More effective pandemic bailout actions urged to avoid further trickling support

July 22, 2021 | 16:26
Despite major solutions already in place to support the public and businesses, lagging implementation seems to be blunting the effect of good intentions.
Local charity groups mobilised their members to distribute money and food
Local charity groups mobilised their members to distribute money and food. Photo: Le Toan

In early June, the government adopted Resolution No.68/NQ-CP to offer VND26 trillion ($1.13 billion) financial support to employees and employers facing difficulties amid the pandemic. However, there is a dire need for detailed directions and guidelines to accelerate the actual implementation of the policies and disburse support to as many workers as possible.

Le Van Phat, the owner of a spa in Tay Ho district of Hanoi, had to close the business for almost a month during the latest outbreak. During this time, Phat still had to pay around VND10 million ($435) for rent as well as other overheads, without actually generating revenue.

“Last year, when I heard that the state will provide financial support for those affected by the pandemic, the whole neighbourhood was excited and hopeful. However, we were being sent back and forth between the authorities where we live and our hometown where we were registered and they were asking for a great deal. We also had to prove that our income was below the poverty threshold. We eventually gave up as there seemed no end to all the procedures and running around,” Phat told VIR, adding he has little faith things will be different this time around.

Since last year, the state and government have been pushing out support packages for the unemployed and informal workers. In addition to the largest, VND62 trillion ($2.7 billion) package released in April 2020, big cities like Hanoi and Ho Chi Minh City have come out with their own assistance during social distancing. While these confirm the political will at all levels to ensure the welfare of the people, there have been major issues with implementation.

Specifically, only VND13 trillion ($565.2 million), or 21 per cent, of the VND62 trillion support package was disbursed to over 13 million people by the time the funds were closed in January 2021, according to the Vietnam State Treasury. This support included VND1.16 trillion ($50.5 million) for unemployed workers and super-small businesses, and the rest for people in families eligible for preference treatment, poor households, and those eligible for social protection. Of this, over VND78 billion ($3.4 million) reached more than 58,000 employees who have postponed contracts or taken unpaid leave, and VND903 billion ($39.26 million) went to more than 947,000 informal workers who lost their jobs.

Issued on July 1 this year, the $1.13 billion bailout package in Resolution 68 directed improvements in implementation, including timely support for those truly in need; cutting two-thirds of administrative procedures in Resolution 42; and instructing a person can only access one benefit policy (except for pregnant women, people raising children, and children who are infected with COVID-19 or have to be isolated).

The resolution outlines 12 groups of support policies, including cash support, exemption and postponement of payment of social insurance, and loans to pay employees.
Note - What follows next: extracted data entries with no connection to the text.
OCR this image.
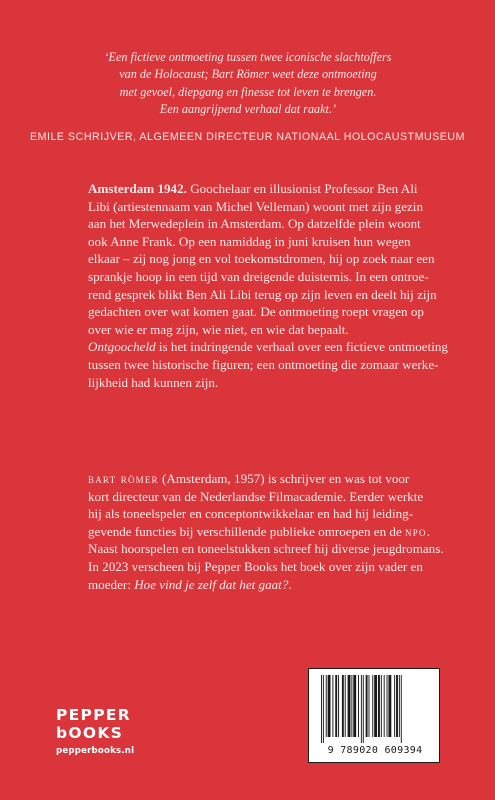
‘Een fictieve ontmoeting tussen twee iconische slachtoffers
van de Holocaust; Bart Römer weet deze ontmoeting
met gevoel, diepgang en finesse tot leven te brengen.
Een aangrijpend verhaal dat raakt.’
EMILE SCHRIJVER, ALGEMEEN DIRECTEUR NATIONAAL HOLOCAUSTMUSEUM
Amsterdam 1942. Goochelaar en illusionist Professor Ben Ali
Libi (artiestennaam van Michel Velleman) woont met zijn gezin
aan het Merwedeplein in Amsterdam. Op datzelfde plein woont
ook Anne Frank. Op een namiddag in juni kruisen hun wegen
elkaar – zij nog jong en vol toekomstdromen, hij op zoek naar een
sprankje hoop in een tijd van dreigende duisternis. In een ontroe-
rend gesprek blikt Ben Ali Libi terug op zijn leven en deelt hij zijn
gedachten over wat komen gaat. De ontmoeting roept vragen op
over wie er mag zijn, wie niet, en wie dat bepaalt.
Ontgoocheld is het indringende verhaal over een fictieve ontmoeting
tussen twee historische figuren; een ontmoeting die zomaar werke-
lijkheid had kunnen zijn.
bart römer (Amsterdam, 1957) is schrijver en was tot voor
kort directeur van de Nederlandse Filmacademie. Eerder werkte
hij als toneelspeler en conceptontwikkelaar en had hij leiding-
gevende functies bij verschillende publieke omroepen en de npo.
Naast hoorspelen en toneelstukken schreef hij diverse jeugdromans.
In 2023 verscheen bij Pepper Books het boek over zijn vader en
moeder: Hoe vind je zelf dat het gaat?.
PEPPER
bOOKS
pepperbooks.nl	9 789020 609394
It also has a policy of supporting skills training for employees with funding from the Unemployment Insurance Fund.

Pham Minh Huan, former chairman of the National Wage Council, promoted the support packages but said most affected workers are in the informal sector and small businesses, and many of them have not registered for temporary residence in the big cities they work. This makes it difficult for them to access the support.

“It is quite hard for governments, both in their hometown or in the big cities to confirm the status of these employees. They are confused and afraid of taking responsibility because they cannot pinpoint where the workers are living and what they are doing. This is a weakness in the management of the labour market, even though informal workers make up the majority of the labour force,” said Huan.

Nguyen Thi Lan Huong, former director of the Institute of Labour Science and Social Affairs, said the support Vietnam provides has as much coverage as those in developed countries, but they are not easily accessible for businesses and employees, especially informal workers. “We need a database on labour and employment for the entire country. The local governments are worried about mistakenly disbursing money to those ineligible, and it is not easy for people to have their unemployed status confirmed to receive assistance,” Huong said.

She brought up the example of the US, where they issued support to all citizens, giving those not in need of the option not to access the funds. The same was seen with rice ATMs deployed across Vietnam last year, where those who were really in woes would come.

Following Resolution 68, Decision No. 23/QD-TTg was adopted last week to provide regulations on implementation of policies to support employees and employers hit by the pandemic. Employees who have their labour contracts terminated but are not eligible for unemployment benefits shall be entitled to support if they participate in the compulsory social insurance in the month preceding the time of terminating their contracts and have it terminated between May 1, 2021 and the end of the year but are not eligible for unemployment benefits.

Exceptions are made in the cases of employees unilaterally terminating their labour contracts in contravention of law, or if they are entitled to pensions or monthly working capacity loss allowance.

An employee who has to stop working shall be supported if he/she is working under labour contracts and has to stop working in accordance with Clause 3, Article 99 of the Labour Code and subject to quarantine or isolation in lockdown areas at the request of the competent s state agency within 14 days or more from May 1 to the end of December 31.